The time has come, to sink our roots into this land, and flower forth in a way that gives back in equal measures to the way in which it gives us everything. We have in our hands now the ability to no longer be maggots at the feast of what we ourselves have killed, to no longer be vultures on roadkill (killed by our own reckless driving) rather we could become handmaidens of what life does on this planet: helping to bring forth abundance and variety, protecting and nourishing our fellow sentient beings – for yes they are that – in the cycles of time and space and season which teach so much to all of us. We could go from being a nation whose highways all seem to go to places that look almost identical, to one whose meandering roads when taken have a unique discovery around every bend. We can go from being a nation whose cities – empty and alienating as they mostly are – survive on the swill of being massive slaughterhouses of nature (and too often, too, of the human dreams of their inhabitants) to one whose cities are themselves living beings, generating their own light and heat and food, with the wilderness freely passing through and beyond them the way now they are carved up by so called freeways, and – most of all – a nation whose cities have become residences of being and of the heart, dwelling places that generate meaning, and beauty, and compassion and love.

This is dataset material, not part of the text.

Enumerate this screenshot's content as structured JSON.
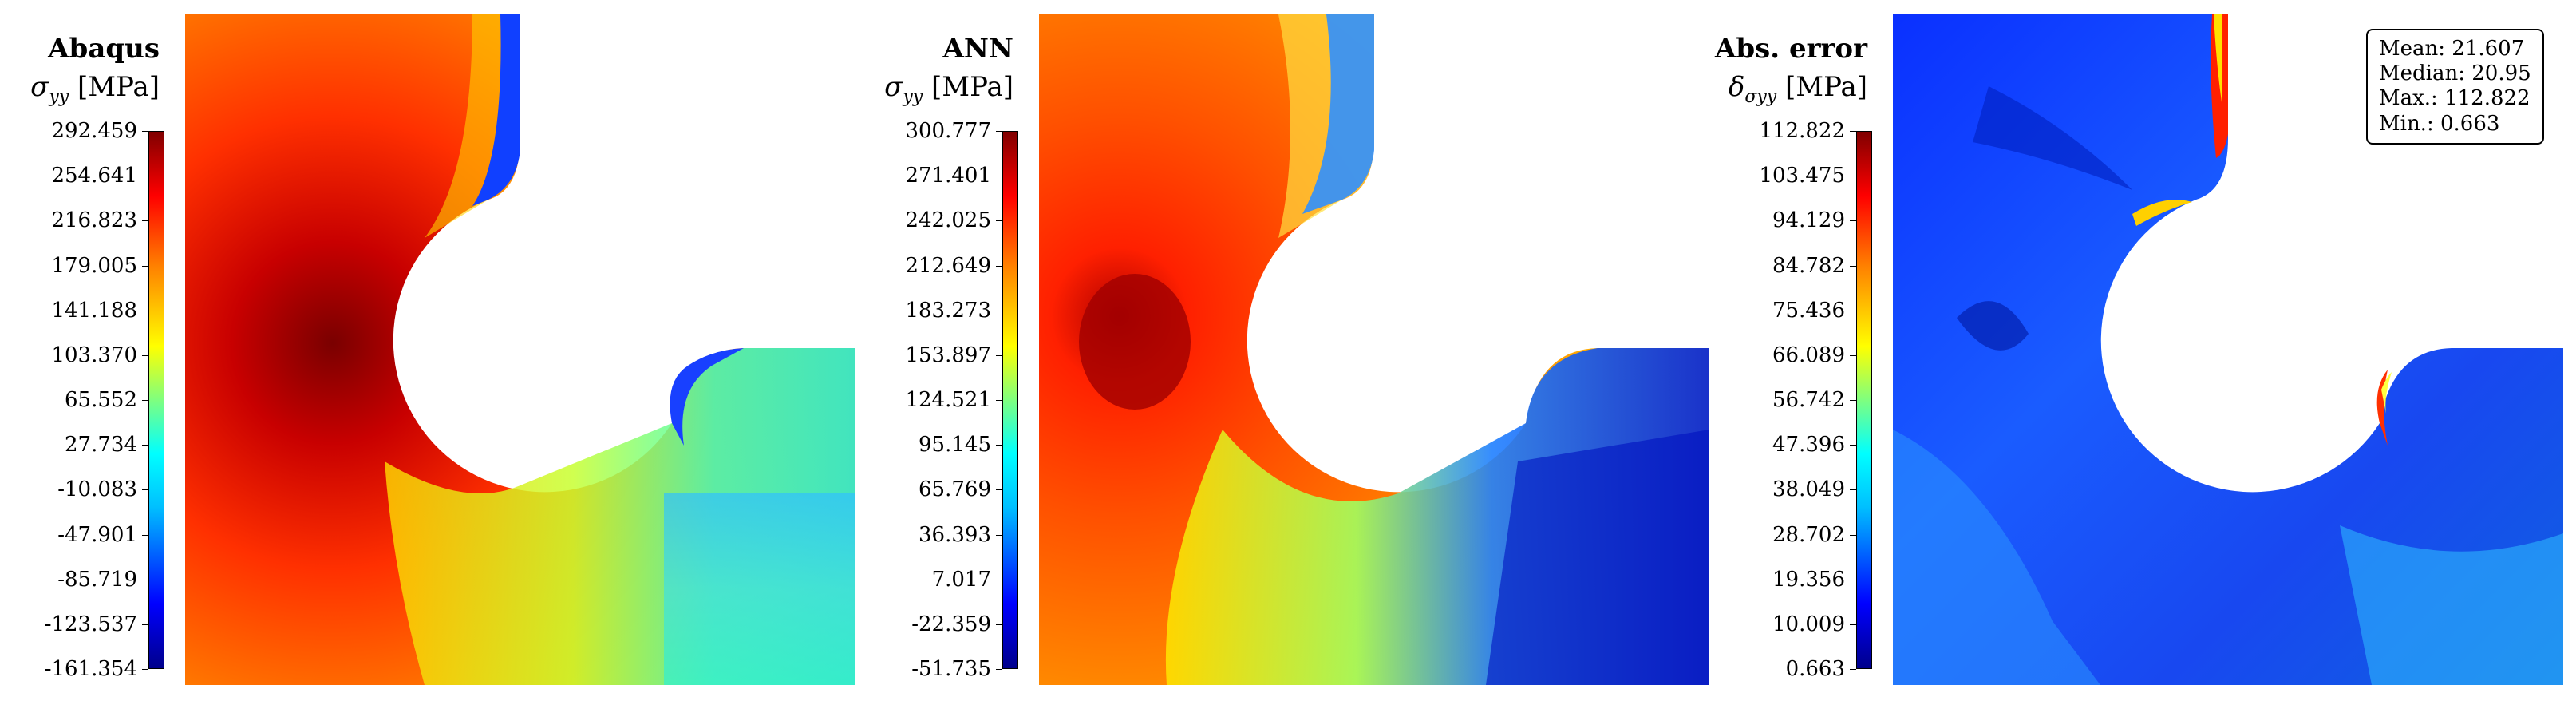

But because we have blinded ourselves with artificial lights, and deafened ourselves with the pounding mantra of profit above all, we have not been able to see or hear the world’s redeeming message: that of belonging. And out of that deaf/blindness we have conjured every fear imaginable, and now arm ourselves beyond the limits of any sensible form of insanity to fight what is in essence the hallucinations we project upon the other poor fellow who is equally projecting his hallucinations onto us. And all along, while we squander our ill-gotten gains on wars and the rumors of the probabilities of the possibilities of wars, the real enemies – that of the ecocide we are perpetrating through devouring the earth and then belching forth climate change – these real, non-illusory foes are pushing us to the edge of a very deep chasm, and we do not, my friends, have wings. What is worse, we are cheered along and encouraged in our paranoia and gluttony to rush even faster to the edge by the very priests of the religion of profit who have the most to gain, short-term, gated, guarded, patrolled, lethal gain though it be.

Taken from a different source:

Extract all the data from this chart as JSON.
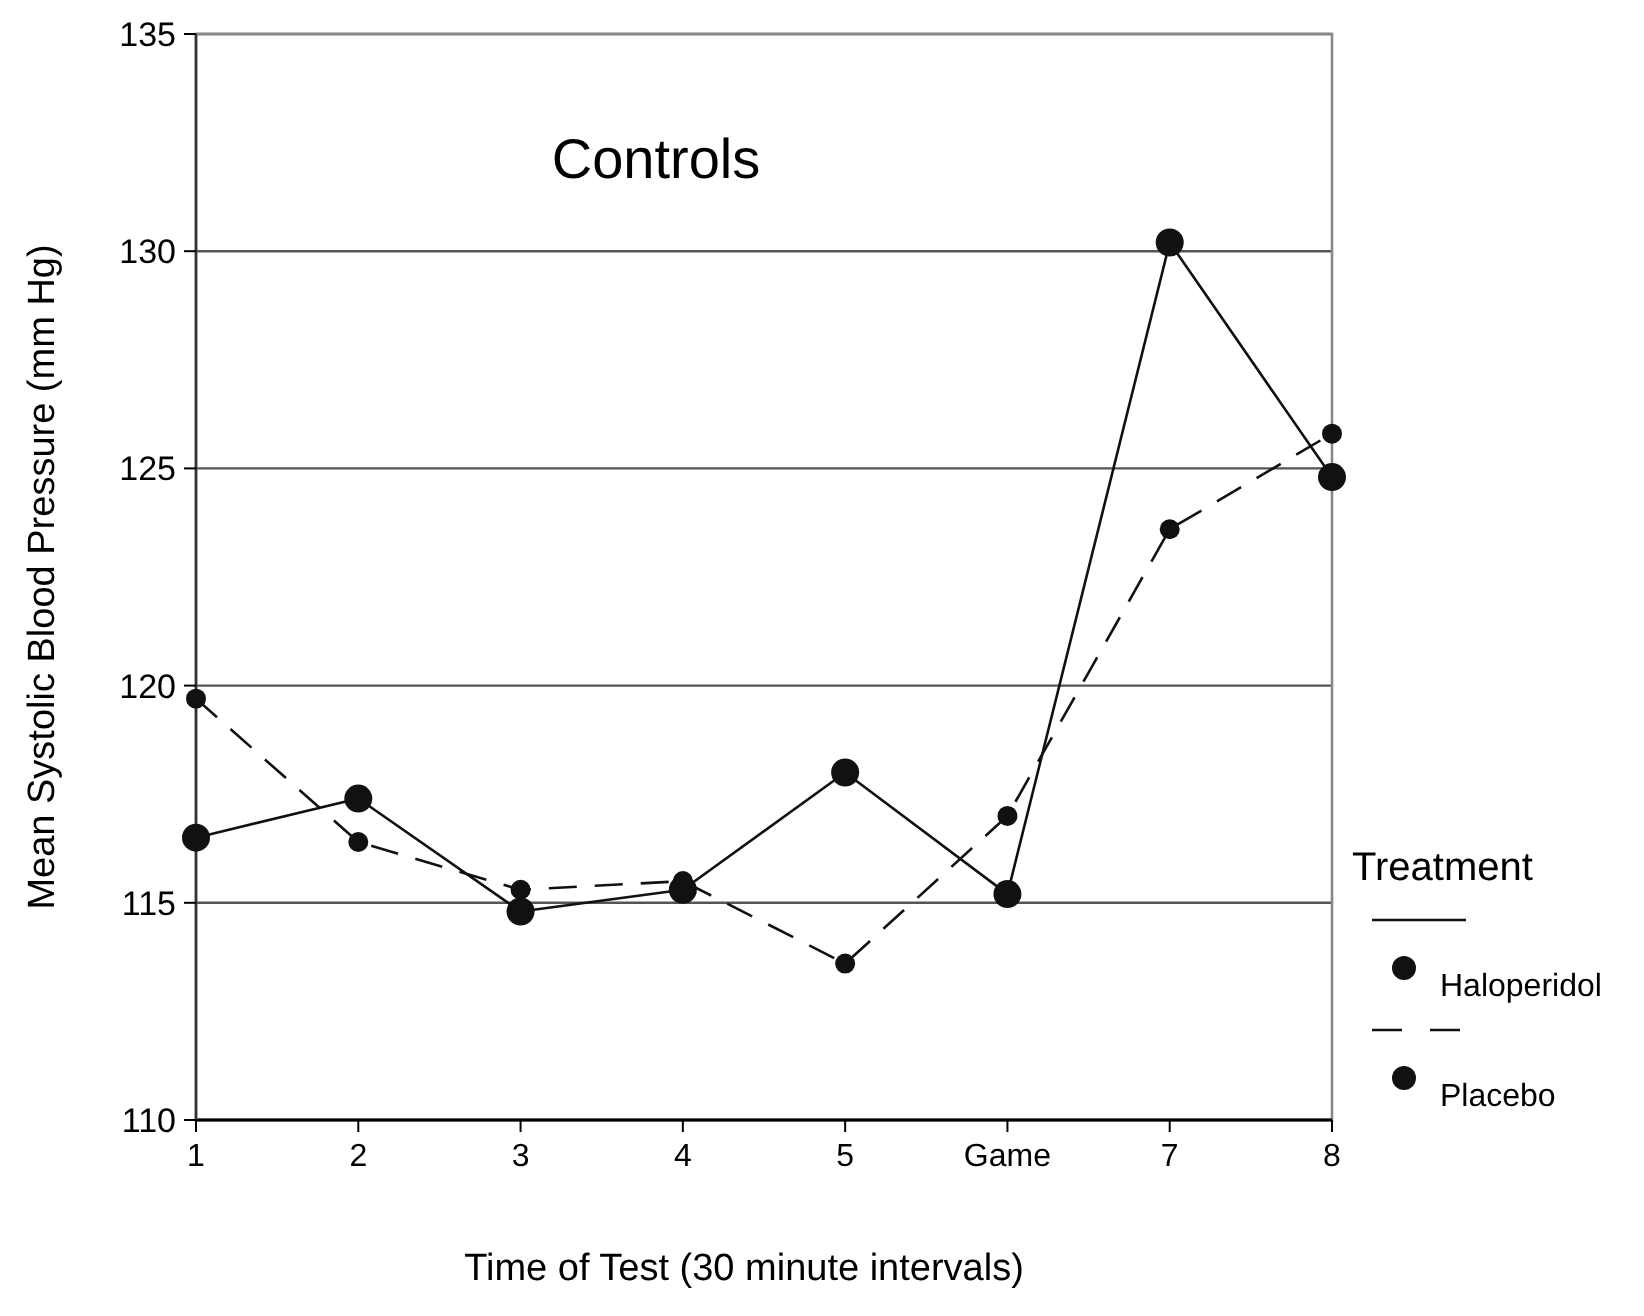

The good thing though, about all of this, is that we do still have the power to wake up. The good thing, if it can be called that, about the “main enemies” – ecocide and climate change – is that we have met the real enemy behind both of them, and it turns out to be us, and because we ourselves are the enemy, we have the power to really quite easily turn defeat into victory. We simply must change how we think, and hence, how we act. The choice is clear: we can remain the serfs of the major corporations and of the mega-super-obscenely-disgustingly-uber-rich, or we can surf and share the abundantly given, fairly equitably distributed, energy of the sun. Our shit could be a great effluvia of nourishment, instead of the poisonous river it is now. The air we breathe out could be cleaner than the air we breathe in, our presence, our very breath could be acts of purification, instead of defilement.

If we Americans were ever to really arrive on the continent we now weigh upon so heavily; if we were ever to live in such a way that our living was not the death of other species and of our own kind, too, why then we would have succeeded in a true American Revolution: a revolution of true liberation: our own, and the planet’s, too, and the waves, the winds, and the sunlight of that Great Transition would wash across the Earth in beauty and hope. And then, we would have arrived, home.